For my upcoming reading mini-lessons, my MT and I chose 3 students who would benefit from some additional instruction:
Katie
- Katie is a first grader whose constant smile tells me that she likes
school. She has many friends in class, and likes working in pairs. No
Spanish is spoken in her home.
Zack
- Zack is also a first grader, and he asks a lot of questions to expand
his thinking. He is incredibly well-behaved and often gets
complimented in front of the classroom for his good behavior. No
Spanish is spoken in his home.
James
- James is a first grader who likes interacting with the boys in class,
especially his twin brother. He is confident of his academic ability,
and rarely gets frustrated in class. No Spanish is spoken in his home.
I
decided to pick these three students because they all share a few
things in common: they do not hear Spanish being spoken or read in their
homes, they are in first grade, and they struggle with prosody. I
conducted an informal preassessment, which involved my walking around
the room and listening to these three students read aloud. They are
what Tompkins calls “dysfluent readers,” reading “slowly,” reading
“without expression” and reading “in a word-by-word manner” (208).

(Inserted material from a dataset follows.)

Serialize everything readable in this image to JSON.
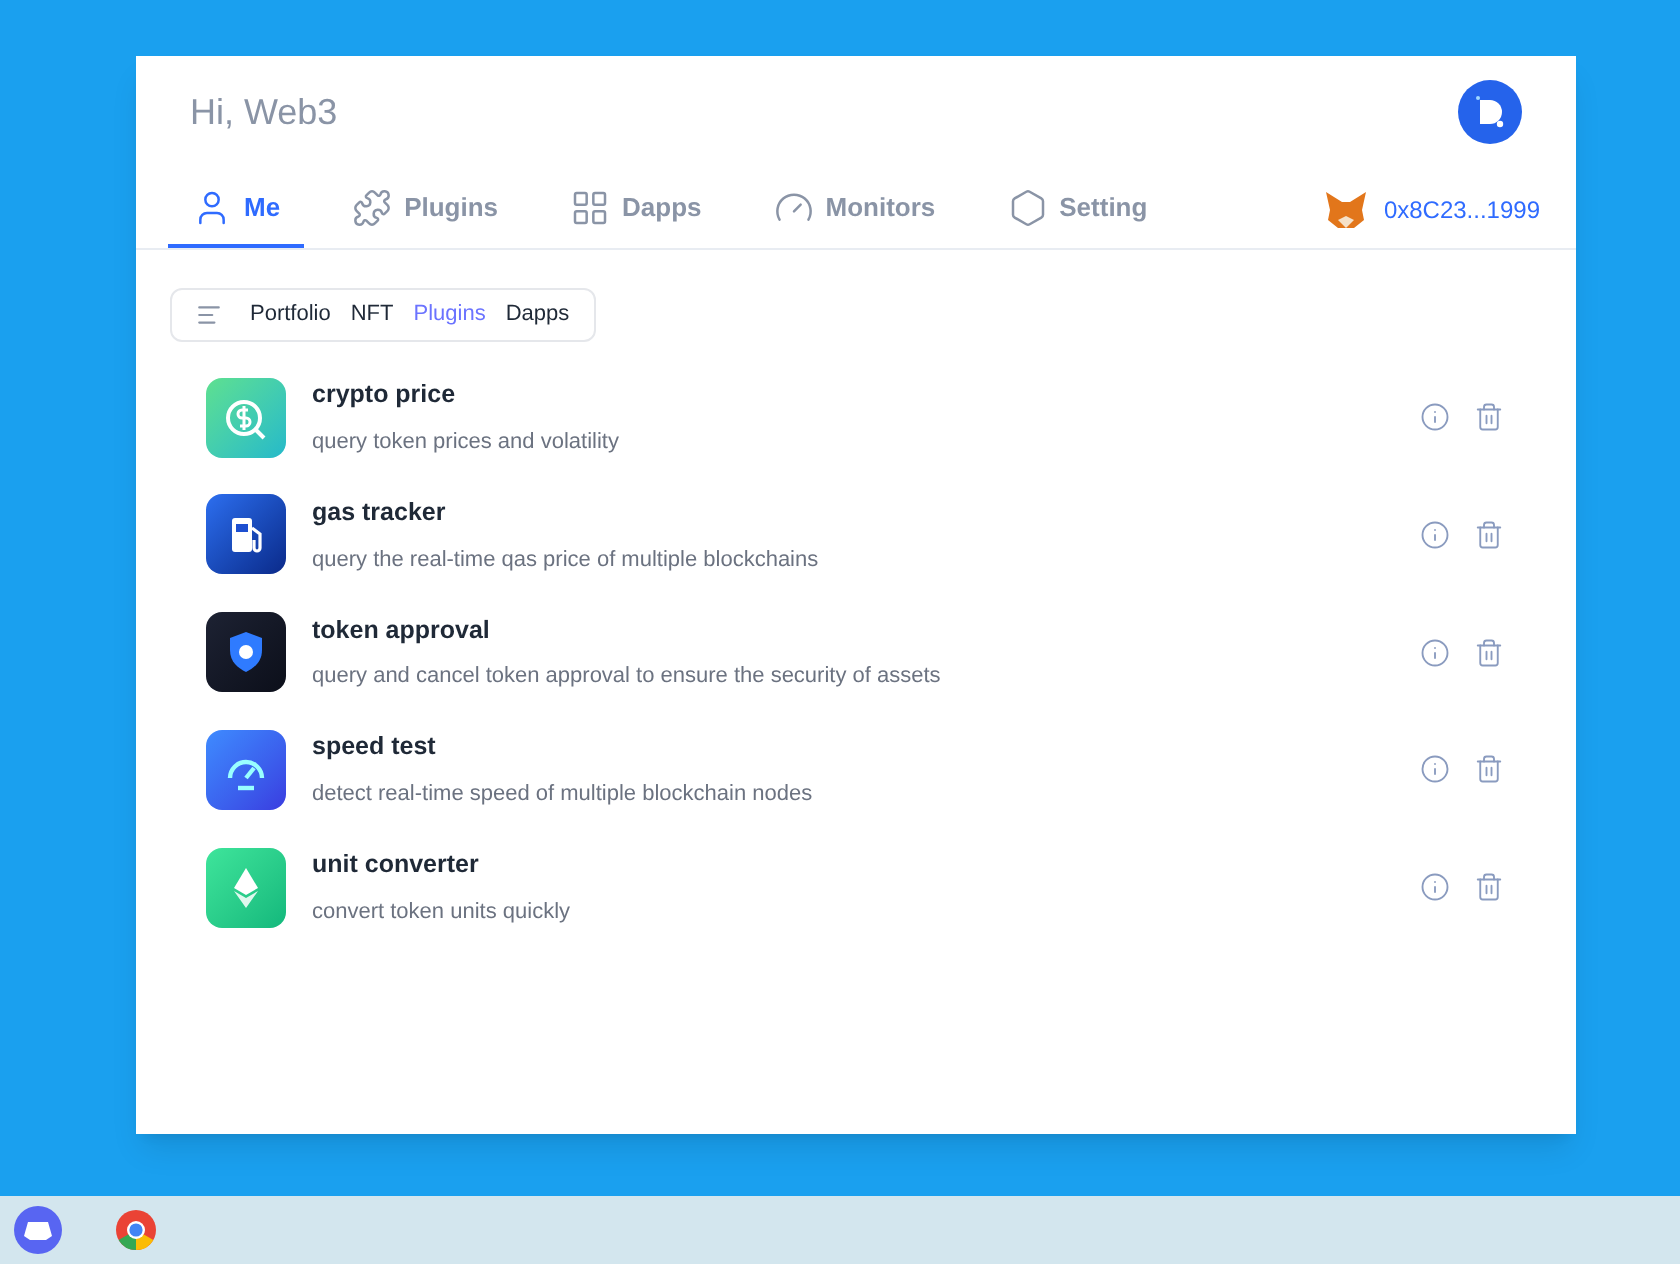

Despite the fact that the books they choose to read out of their book
boxes are very familiar to them, and they have read them several times,
they still approach each word syllable-by-syllable, and do not have a
flowing tone when reading a single page or two. Because each Spanish
letter is assigned one sound (how lucky!), my students have syllabic
analysis completely down, and “break a multisyllabic word into syllables
and then use their knowledge of phonics and phonograms to decode the
word, syllable by syllable” (Tompkins, 197). They do, however, attack
these words very slowly.
Their
reading is choppy, and they struggle to understand what they have said
by the time they get to the end of the sentence. For this reason, I
would like to teach these students two mini-lessons on fluency, and what
it means to read with prosody. I will specifically focus upon
Tompkins’ areas in which they struggle: reading slowly, without
expression, and in a word-by-word manner.
I
talked with my MT, and she agreed that these students would benefit
from a lesson in prosody, agreeing with my observations of their
sounding-out the words by syllable, and reading out loud in a way that
would be hard for a peer to understand. We believe that modeling what
prosody sounds like, allowing students to practice with a familiar
passage, and then having students attempt prosody with an unfamiliar
passage will be a good way to expose them to reading with more fluency.